第7話 喜びと嫌悪感の狭間で
「すみませーん、少しお時間頂けますか?」そう言われ、横を見るとおそらくテレビ局の人達だった。見たこともないような大きいカメラ、普段は向こう側にいるアナウンサー、色々な調節をしているスタッフ、全て初めて「本物」を目の前で見た。私が「何のご用件ですか?」と聞くと、「インタビューです」と相手は答えた。インタビューか、、、。

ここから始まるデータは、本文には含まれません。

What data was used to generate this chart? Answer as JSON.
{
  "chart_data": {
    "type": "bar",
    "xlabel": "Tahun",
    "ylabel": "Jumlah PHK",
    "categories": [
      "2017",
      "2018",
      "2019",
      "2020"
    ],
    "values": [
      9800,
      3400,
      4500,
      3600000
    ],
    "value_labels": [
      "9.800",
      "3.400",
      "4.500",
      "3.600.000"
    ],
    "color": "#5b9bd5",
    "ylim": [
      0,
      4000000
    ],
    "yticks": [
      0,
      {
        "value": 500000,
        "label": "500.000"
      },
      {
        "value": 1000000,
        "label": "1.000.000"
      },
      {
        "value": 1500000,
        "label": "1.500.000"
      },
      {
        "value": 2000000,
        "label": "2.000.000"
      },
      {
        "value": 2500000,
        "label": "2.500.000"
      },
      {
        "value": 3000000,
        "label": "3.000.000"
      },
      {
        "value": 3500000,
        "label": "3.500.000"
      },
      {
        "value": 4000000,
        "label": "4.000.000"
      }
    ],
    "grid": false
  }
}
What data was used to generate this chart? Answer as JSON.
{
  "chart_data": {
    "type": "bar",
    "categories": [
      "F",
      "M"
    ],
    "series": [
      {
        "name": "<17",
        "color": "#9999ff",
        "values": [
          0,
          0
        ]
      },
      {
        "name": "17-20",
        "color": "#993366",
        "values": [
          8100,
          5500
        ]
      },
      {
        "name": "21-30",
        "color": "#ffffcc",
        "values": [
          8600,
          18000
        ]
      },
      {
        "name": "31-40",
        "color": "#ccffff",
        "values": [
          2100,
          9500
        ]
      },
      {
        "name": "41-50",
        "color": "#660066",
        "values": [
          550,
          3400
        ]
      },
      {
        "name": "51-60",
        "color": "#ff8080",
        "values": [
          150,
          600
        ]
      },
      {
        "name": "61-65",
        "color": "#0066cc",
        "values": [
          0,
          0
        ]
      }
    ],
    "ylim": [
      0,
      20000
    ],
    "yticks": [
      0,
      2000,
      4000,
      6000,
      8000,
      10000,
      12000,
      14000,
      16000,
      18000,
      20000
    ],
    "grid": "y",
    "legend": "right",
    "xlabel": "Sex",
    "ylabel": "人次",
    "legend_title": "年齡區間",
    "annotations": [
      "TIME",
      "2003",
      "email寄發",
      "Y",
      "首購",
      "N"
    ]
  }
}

ずっと楽しみにしていたやつじゃん!と、少し舞い上がったがなんともない振る舞いをした。
「あなたは食料不足に耐えきり、生き抜いたことで有名ですが、どうやって耐えたのですか?」
「なんとなく、そばにあったオセロを食べてみたんです。すると、体質に合っていたのか意外といけました。それからはトランプや布なども食べましたが、大丈夫でした。」
「最後に皆様へ一言お願いします。」
「私はトランプやオセロを食べられる体質だったので良いのですが、体質に合っていないと最悪タヒぬので興味本位で真似はしないでください。」
「ありがとうございました。それでは。」
テレビ局の人達は立ち去った。あんなに楽しみにしていて生きる目的だったインタビューなのに、もう怖い。よく考えたらこれから酷い目に合いそう。
久しぶりにスーパーに入った。やっぱりここの店は寒い。夏に入ってもしばらくすると冷える。しょうがないけど。
カゴにたくさんの食料を入れて会計をし、外にでるともう夕方だ。家に帰って晩御飯の支度だ。